🌿🌿🌿🌿🌿🌿🌿🌿🌿🌿🌿🌿🌿🌿🌿
Medyadaki müzikle okuyun isteseniz...
Sabırsız bir şekilde Doktor Engin ve Azra kızımızı bekleyenlere gelsin...
🌿🌿🌿🌿🌿🌿🌿🌿🌿🌿🌿🌿🌿🌿🌿
Azra'yı, babası gözyaşları içinde kırmızı kuşağını bağlayarak ve hayır dualarıyla kocasına emanet etmişti. Herkes gözyaşlarıyla uğurlamıştı Azra'yı.
Doktor Engin, Azra'yı arabasına bindirerek evine doğru yola çıktı. Azra, içli içli ağlıyordu.
Doktor Engin, karısının ağlamasına üzülse de ağzını açıp tek kelam dahi edemedi. Biliyordu içi doluydu Azra'nın ve ağlayıp rahatlaması gerekiyordu.

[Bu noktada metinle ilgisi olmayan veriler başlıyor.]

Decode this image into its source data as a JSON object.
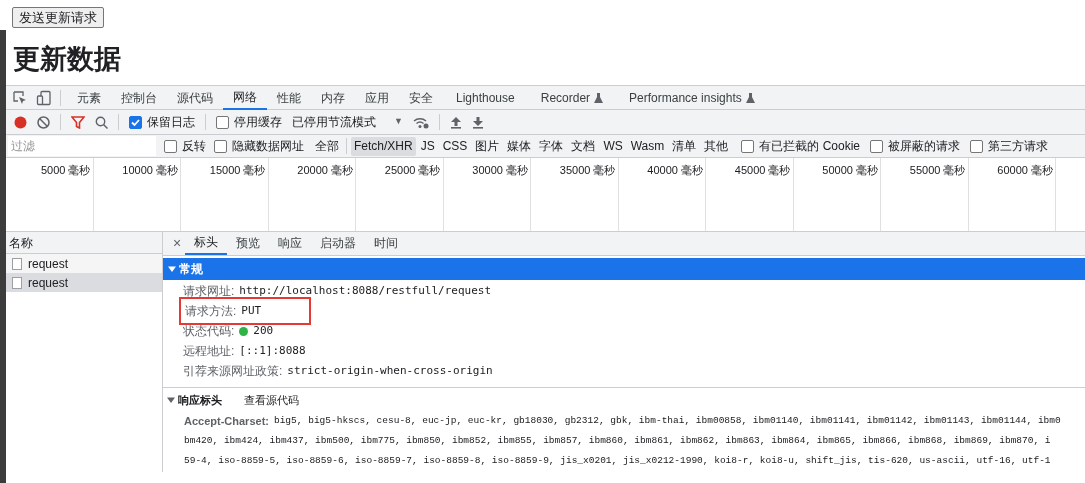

" Ağlama diyerek baskı uygulamak istemiyorum... Hem içi yanan bir insana ağlama demek ne kadar etkili olur ki? Hatta belki O'nu anlamadığımı bile düşünür..." dedi içinden.Yalçın bey, evinden gelin olup çıkan kızının peşinden çökmüş bir şekilde koltuğa oturmuştu.
Karısı ve tüm aileside O'nu bu halde yalnız bırakmamak için yanında oturuyorlardı. Kimseden çıt çıkmıyordu. İç çekerek ağlama sesleri hariç.Yalçın bey yanında ağlayan karısına bakarak " bir kız çocuk babası olacağımı öğrendiğimde İstanbul' da ılık ılık hafif yağan yağmurlu bir gündü.
Kadın doğum uzmanının ultrason ekranında onu ilk gördüğümde de bir şeye benzetememiştim.
Üç oğuldan sonra Cennet müjdecisi birde kızım olacaktı.
Çok mutluydum çokta korkmuştum O'nu koruyamamaktan.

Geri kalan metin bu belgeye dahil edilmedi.